When I got to the Swan Hotel, I saw Jeanette Winterson, one of the Festival’s biggest rock stars, standing in the foyer. She was waiting for someone, and was toggling through her mobile phone in that way we all do when we are waiting. I wanted to tell her, “My girlfriend thinks you’re great”, but I held back, thinking, people say that to her all the time. But actually, maybe they don’t.

On the morning of my talk about my book, ‘Obama: 101 Best Covers’, I entered the dining-room of the hotel, ready for breakfast. I was greeted at a communal dining table by a group of fantastic strangers — fellow authors and their families who were there for the same reason as me. The chat was instantly warm and friendly, in that way that we authors particularly appreciate because we are so professionally lonely.
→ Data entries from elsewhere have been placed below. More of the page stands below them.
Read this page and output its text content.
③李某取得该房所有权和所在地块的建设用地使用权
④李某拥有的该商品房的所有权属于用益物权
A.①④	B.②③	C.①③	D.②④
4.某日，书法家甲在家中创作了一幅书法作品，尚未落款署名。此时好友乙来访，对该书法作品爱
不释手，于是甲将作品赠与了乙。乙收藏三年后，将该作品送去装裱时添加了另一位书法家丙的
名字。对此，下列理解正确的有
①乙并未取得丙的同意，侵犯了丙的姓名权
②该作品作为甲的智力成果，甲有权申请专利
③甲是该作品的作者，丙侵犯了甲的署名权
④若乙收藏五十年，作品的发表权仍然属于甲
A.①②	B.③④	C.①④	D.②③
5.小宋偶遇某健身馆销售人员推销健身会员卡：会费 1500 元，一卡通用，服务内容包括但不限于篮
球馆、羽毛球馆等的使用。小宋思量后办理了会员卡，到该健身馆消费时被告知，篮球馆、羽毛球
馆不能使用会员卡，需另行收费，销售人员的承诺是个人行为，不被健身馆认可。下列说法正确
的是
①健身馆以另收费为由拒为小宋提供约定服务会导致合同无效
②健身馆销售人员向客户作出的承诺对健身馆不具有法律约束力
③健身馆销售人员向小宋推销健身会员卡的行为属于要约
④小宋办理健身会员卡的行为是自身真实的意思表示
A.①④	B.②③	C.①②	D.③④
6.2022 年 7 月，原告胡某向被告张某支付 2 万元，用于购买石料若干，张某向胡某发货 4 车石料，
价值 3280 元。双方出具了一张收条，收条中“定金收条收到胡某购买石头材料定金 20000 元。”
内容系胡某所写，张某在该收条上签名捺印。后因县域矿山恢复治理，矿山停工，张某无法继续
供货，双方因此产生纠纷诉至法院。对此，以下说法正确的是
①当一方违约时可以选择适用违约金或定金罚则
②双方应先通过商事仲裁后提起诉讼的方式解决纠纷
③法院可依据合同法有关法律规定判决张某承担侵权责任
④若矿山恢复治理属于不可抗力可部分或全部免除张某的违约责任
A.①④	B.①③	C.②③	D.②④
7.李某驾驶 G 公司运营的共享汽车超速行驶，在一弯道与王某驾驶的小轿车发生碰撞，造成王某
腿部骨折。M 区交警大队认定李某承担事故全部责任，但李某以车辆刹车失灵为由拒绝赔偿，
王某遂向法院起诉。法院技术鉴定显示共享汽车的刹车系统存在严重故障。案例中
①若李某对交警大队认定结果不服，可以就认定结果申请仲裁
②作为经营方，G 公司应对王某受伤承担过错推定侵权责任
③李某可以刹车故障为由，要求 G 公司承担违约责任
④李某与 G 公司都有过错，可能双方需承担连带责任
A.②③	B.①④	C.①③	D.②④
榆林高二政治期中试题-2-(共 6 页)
Later, as I walked into The Auditorium for my talk, I was amazed to see a room full of people I did not know. No matter how many talks I do, I never quite get used to this. Who are they? Why have they come? What you they know about me? In that moment I was reminded that literary festivals are not for writers, but for writer-performers. When I sat down on stage, suddenly I was in the glare of the spotlight once again, like when I drove through the sun into town on my arrival. When the light shines on you, take it Ben, I said to myself. Take it with gratitude.

Benjamin Arogundade spoke to Dylan Jones at Hay Festival Winter Weekend on Saturday 25 November.